Art Movements

Nouvel MoMA tower finally on the rise, Arthur Danto passes away, Henry Moore statue still in London dispute, Alexander Calder estate in court battle, and more.

Henry Moore's "Draped Seated Woman" at Yorkshire Sculpture Park (photograph by Jon Jackson/Flickr user)
Henry Moore’s “Draped Seated Woman” at Yorkshire Sculpture Park (photograph by Jon Jackson/Flickr user)

Art Movements is a weekly collection of news, developments, and stirrings in the art world.

The Jean Nouvel-designed tower that would rise up alongside MoMA has received a $1 billion backing from Singapore’s Kwee family, and is expected to finally be built, the Wall Street Journal reported.

Art critic Arthur Danto passed away on October 25 at the age of 89. The philosophical writer was especially influential in writing on Pop Art and its transformative powers, while always asking what it meant to call something art.

In the ongoing dispute over the ownership of Henry Moore’s “Draped Seated Woman,” the Tower Hamlets Council in London stated it is going forward with its sale, while the Bromley Council and the Art Fund continues to contest their right to ownership.

The Alexander Calder estate is in a court battle with the family of Calder’s longtime dealer Klaus Perls stating that they were cheated out of tens of millions of dollars, and even that Perls sold fake works by the artist, the New York Times reports.

A website was launched this week with a list of the 139 art pieces in Dutch museums that are believed to have been looted from Jewish owners during World War II.

Katherine Dunham in a 1956 photograph (via New York World-Telegram and the Sun Newspaper Photograph Collection/Library of Congress)
Katherine Dunham in a 1956 photograph (via New York World-Telegram and the Sun Newspaper Photograph Collection/Library of Congress)

The Katherine Dunham Museum in East St.

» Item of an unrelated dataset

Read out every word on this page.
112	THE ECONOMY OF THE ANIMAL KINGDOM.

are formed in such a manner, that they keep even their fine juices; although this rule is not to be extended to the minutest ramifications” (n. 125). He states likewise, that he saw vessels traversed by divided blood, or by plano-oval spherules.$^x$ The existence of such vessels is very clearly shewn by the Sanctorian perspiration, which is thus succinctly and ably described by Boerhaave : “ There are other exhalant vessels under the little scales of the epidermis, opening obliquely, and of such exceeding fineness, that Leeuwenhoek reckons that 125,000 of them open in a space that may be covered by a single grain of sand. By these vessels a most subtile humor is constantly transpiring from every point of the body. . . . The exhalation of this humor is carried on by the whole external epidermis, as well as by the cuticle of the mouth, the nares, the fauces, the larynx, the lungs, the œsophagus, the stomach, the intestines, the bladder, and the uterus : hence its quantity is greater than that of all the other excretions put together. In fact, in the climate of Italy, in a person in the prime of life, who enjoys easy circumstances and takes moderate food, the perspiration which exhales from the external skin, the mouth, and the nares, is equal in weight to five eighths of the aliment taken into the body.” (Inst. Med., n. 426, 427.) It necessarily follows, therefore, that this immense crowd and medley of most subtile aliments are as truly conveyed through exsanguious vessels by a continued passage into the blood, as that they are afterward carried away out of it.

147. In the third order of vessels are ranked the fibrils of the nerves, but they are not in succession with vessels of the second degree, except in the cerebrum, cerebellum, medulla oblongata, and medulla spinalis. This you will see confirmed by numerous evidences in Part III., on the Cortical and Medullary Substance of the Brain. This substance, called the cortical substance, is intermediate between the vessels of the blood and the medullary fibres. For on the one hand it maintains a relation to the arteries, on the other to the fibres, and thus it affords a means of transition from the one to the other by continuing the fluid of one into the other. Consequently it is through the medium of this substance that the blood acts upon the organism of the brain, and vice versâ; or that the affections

Louis dedicated to the dancer and social activist who celebrated African Diaspora in her choreography may shut down due to a lack of funding, even just for electricity, KTVI reported.

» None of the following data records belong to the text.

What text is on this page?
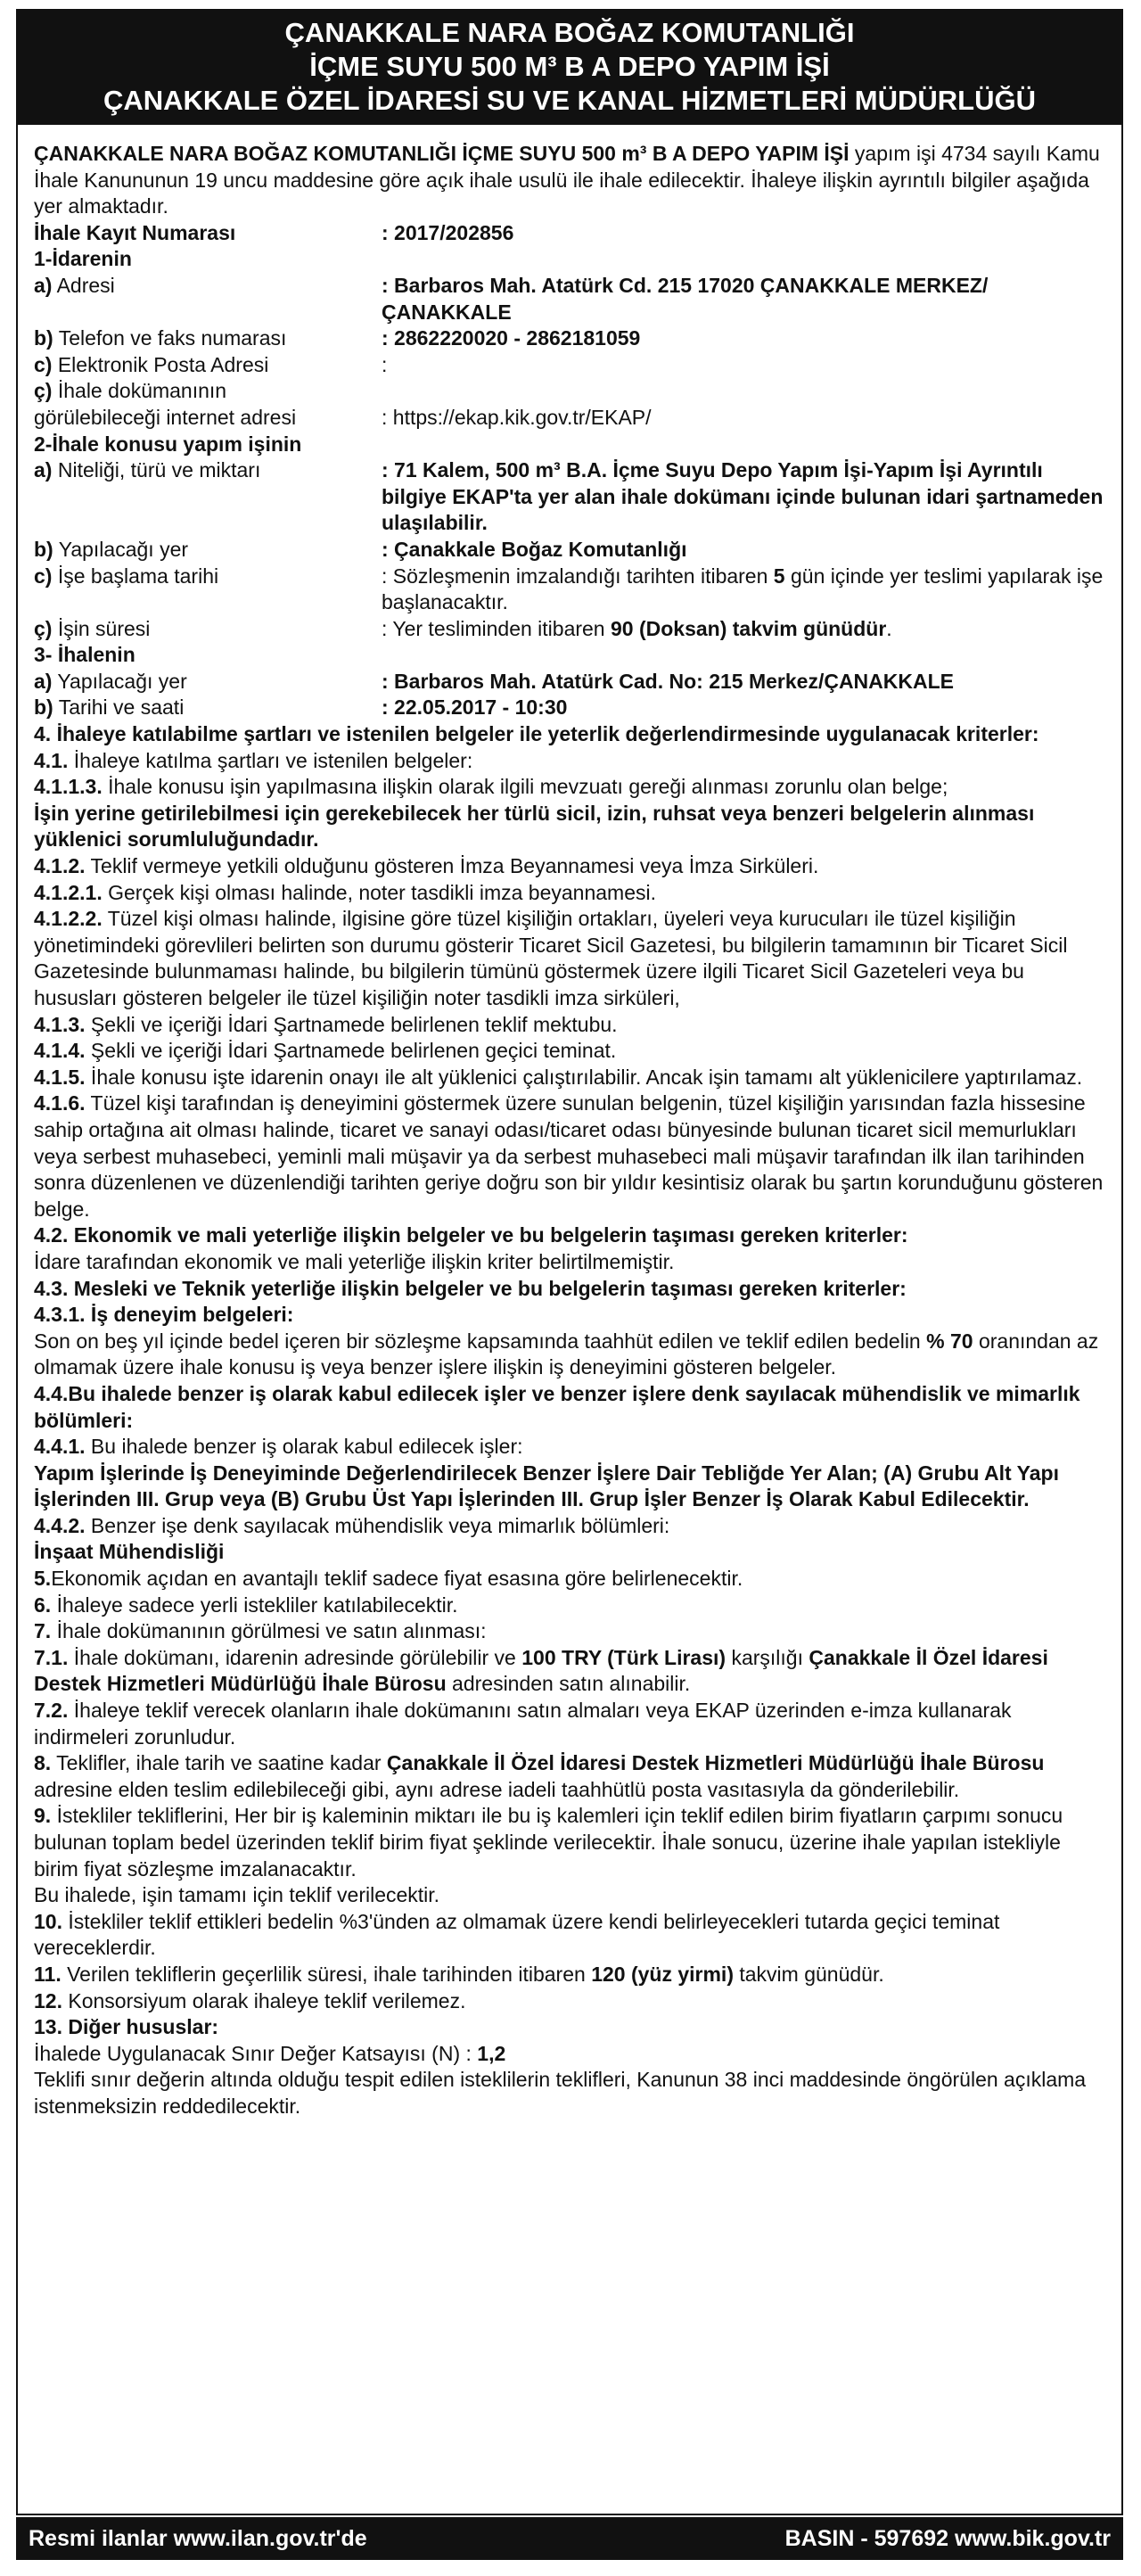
ÇANAKKALE NARA BOĞAZ KOMUTANLIĞI
İÇME SUYU 500 M³ B A DEPO YAPIM İŞİ
ÇANAKKALE ÖZEL İDARESİ SU VE KANAL HİZMETLERİ MÜDÜRLÜĞÜ

ÇANAKKALE NARA BOĞAZ KOMUTANLIĞI İÇME SUYU 500 m³ B A DEPO YAPIM İŞİ yapım işi 4734 sayılı Kamu İhale Kanununun 19 uncu maddesine göre açık ihale usulü ile ihale edilecektir. İhaleye ilişkin ayrıntılı bilgiler aşağıda yer almaktadır.

İhale Kayıt Numarası	: 2017/202856
1-İdarenin
a) Adresi	: Barbaros Mah. Atatürk Cd. 215 17020 ÇANAKKALE MERKEZ/ÇANAKKALE
b) Telefon ve faks numarası	: 2862220020 - 2862181059
c) Elektronik Posta Adresi	:
ç) İhale dokümanının
görülebileceği internet adresi	: https://ekap.kik.gov.tr/EKAP/
2-İhale konusu yapım işinin
a) Niteliği, türü ve miktarı	: 71 Kalem, 500 m³ B.A. İçme Suyu Depo Yapım İşi-Yapım İşi Ayrıntılı bilgiye EKAP'ta yer alan ihale dokümanı içinde bulunan idari şartnameden ulaşılabilir.
b) Yapılacağı yer	: Çanakkale Boğaz Komutanlığı
c) İşe başlama tarihi	: Sözleşmenin imzalandığı tarihten itibaren 5 gün içinde yer teslimi yapılarak işe başlanacaktır.
ç) İşin süresi	: Yer tesliminden itibaren 90 (Doksan) takvim günüdür.
3- İhalenin
a) Yapılacağı yer	: Barbaros Mah. Atatürk Cad. No: 215 Merkez/ÇANAKKALE
b) Tarihi ve saati	: 22.05.2017 - 10:30

4. İhaleye katılabilme şartları ve istenilen belgeler ile yeterlik değerlendirmesinde uygulanacak kriterler:

4.1. İhaleye katılma şartları ve istenilen belgeler:

4.1.1.3. İhale konusu işin yapılmasına ilişkin olarak ilgili mevzuatı gereği alınması zorunlu olan belge;

İşin yerine getirilebilmesi için gerekebilecek her türlü sicil, izin, ruhsat veya benzeri belgelerin alınması yüklenici sorumluluğundadır.

4.1.2. Teklif vermeye yetkili olduğunu gösteren İmza Beyannamesi veya İmza Sirküleri.

4.1.2.1. Gerçek kişi olması halinde, noter tasdikli imza beyannamesi.

4.1.2.2. Tüzel kişi olması halinde, ilgisine göre tüzel kişiliğin ortakları, üyeleri veya kurucuları ile tüzel kişiliğin yönetimindeki görevlileri belirten son durumu gösterir Ticaret Sicil Gazetesi, bu bilgilerin tamamının bir Ticaret Sicil Gazetesinde bulunmaması halinde, bu bilgilerin tümünü göstermek üzere ilgili Ticaret Sicil Gazeteleri veya bu hususları gösteren belgeler ile tüzel kişiliğin noter tasdikli imza sirküleri,

4.1.3. Şekli ve içeriği İdari Şartnamede belirlenen teklif mektubu.

4.1.4. Şekli ve içeriği İdari Şartnamede belirlenen geçici teminat.

4.1.5. İhale konusu işte idarenin onayı ile alt yüklenici çalıştırılabilir. Ancak işin tamamı alt yüklenicilere yaptırılamaz.

4.1.6. Tüzel kişi tarafından iş deneyimini göstermek üzere sunulan belgenin, tüzel kişiliğin yarısından fazla hissesine sahip ortağına ait olması halinde, ticaret ve sanayi odası/ticaret odası bünyesinde bulunan ticaret sicil memurlukları veya serbest muhasebeci, yeminli mali müşavir ya da serbest muhasebeci mali müşavir tarafından ilk ilan tarihinden sonra düzenlenen ve düzenlendiği tarihten geriye doğru son bir yıldır kesintisiz olarak bu şartın korunduğunu gösteren belge.

4.2. Ekonomik ve mali yeterliğe ilişkin belgeler ve bu belgelerin taşıması gereken kriterler:

İdare tarafından ekonomik ve mali yeterliğe ilişkin kriter belirtilmemiştir.

4.3. Mesleki ve Teknik yeterliğe ilişkin belgeler ve bu belgelerin taşıması gereken kriterler:

4.3.1. İş deneyim belgeleri:

Son on beş yıl içinde bedel içeren bir sözleşme kapsamında taahhüt edilen ve teklif edilen bedelin % 70 oranından az olmamak üzere ihale konusu iş veya benzer işlere ilişkin iş deneyimini gösteren belgeler.

4.4.Bu ihalede benzer iş olarak kabul edilecek işler ve benzer işlere denk sayılacak mühendislik ve mimarlık bölümleri:

4.4.1. Bu ihalede benzer iş olarak kabul edilecek işler:

Yapım İşlerinde İş Deneyiminde Değerlendirilecek Benzer İşlere Dair Tebliğde Yer Alan; (A) Grubu Alt Yapı İşlerinden III. Grup veya (B) Grubu Üst Yapı İşlerinden III. Grup İşler Benzer İş Olarak Kabul Edilecektir.

4.4.2. Benzer işe denk sayılacak mühendislik veya mimarlık bölümleri:

İnşaat Mühendisliği

5.Ekonomik açıdan en avantajlı teklif sadece fiyat esasına göre belirlenecektir.

6. İhaleye sadece yerli istekliler katılabilecektir.

7. İhale dokümanının görülmesi ve satın alınması:

7.1. İhale dokümanı, idarenin adresinde görülebilir ve 100 TRY (Türk Lirası) karşılığı Çanakkale İl Özel İdaresi Destek Hizmetleri Müdürlüğü İhale Bürosu adresinden satın alınabilir.

7.2. İhaleye teklif verecek olanların ihale dokümanını satın almaları veya EKAP üzerinden e-imza kullanarak indirmeleri zorunludur.

8. Teklifler, ihale tarih ve saatine kadar Çanakkale İl Özel İdaresi Destek Hizmetleri Müdürlüğü İhale Bürosu adresine elden teslim edilebileceği gibi, aynı adrese iadeli taahhütlü posta vasıtasıyla da gönderilebilir.

9. İstekliler tekliflerini, Her bir iş kaleminin miktarı ile bu iş kalemleri için teklif edilen birim fiyatların çarpımı sonucu bulunan toplam bedel üzerinden teklif birim fiyat şeklinde verilecektir. İhale sonucu, üzerine ihale yapılan istekliyle birim fiyat sözleşme imzalanacaktır.

Bu ihalede, işin tamamı için teklif verilecektir.

10. İstekliler teklif ettikleri bedelin %3'ünden az olmamak üzere kendi belirleyecekleri tutarda geçici teminat vereceklerdir.

11. Verilen tekliflerin geçerlilik süresi, ihale tarihinden itibaren 120 (yüz yirmi) takvim günüdür.

12. Konsorsiyum olarak ihaleye teklif verilemez.

13. Diğer hususlar:

İhalede Uygulanacak Sınır Değer Katsayısı (N) : 1,2

Teklifi sınır değerin altında olduğu tespit edilen isteklilerin teklifleri, Kanunun 38 inci maddesinde öngörülen açıklama istenmeksizin reddedilecektir.

Resmi ilanlar www.ilan.gov.tr'de	BASIN - 597692 www.bik.gov.tr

Apparently a thief dressed as a ninja has been stealing a million dollars worth of trophies from New York and New Jersey museums and a country club, the New York Times reported.

A  fire broke out at the Pan Am Terminal that is being demolished at JFK. Here’s Hyperallergic’s coverage on the attempts to save the historic structure.

Jon Seydl, who is currently Curator of European Paintings and Sculpture at the Cleveland Museum of Art, was named the Director of Curatorial Affairs at the Worcester Art Museum.

Meanwhile, Deborah Gribbon who served as the Cleveland Museum of Art’s interim director from 2009 to 2010, is returning to the museum as interim deputy director.

The prized San Gennaro jewels, composed of 70 pieces including a bishop’s mitre totally decked out in gemstones, have arrived in Rome for a rare exhibition.

New York-based architect Steven Holl has been selected through a competition for a design of a four museum complex structured as “art islands” in Qingdao, China.

Bauhaus in Dessau (photograph by Stephanie Gläser/Flickr user)
Bauhaus in Dessau (photograph by Stephanie Gläser/Flickr user)

As Dezeen reported, the Bauhaus design school in Dessau, Germany, has opened its Studio Building dorms to guests, who can now sleep in the same places where Marcel Breuer, Josef Albers, and Marianne Brandt once dreamed.

British architect Thomas Heatherwick has been selected for a major work of public sculpture at the Hudson Yards Project, DesignBoom reported.

As the Art Newspaper reported, the New Museum is turning their next door space into a place for start-ups that will open in the summer of 2014.

Archaeologists with the Museum of London extracted a stunningly intact Roman limestone eagle from the ground where a hotel has been proposed for development.

The first depiction of an erupting volcano is believed to have been identified on an ancient mural found in Turkey in 1963.

A playground was opened earlier this month at Prospect Park designed in part from trees damaged in Hurricane Sandy.

The Woodland Burial Trust in Durham, England, has appointed its first artist in residence, the first British cemetery to do so.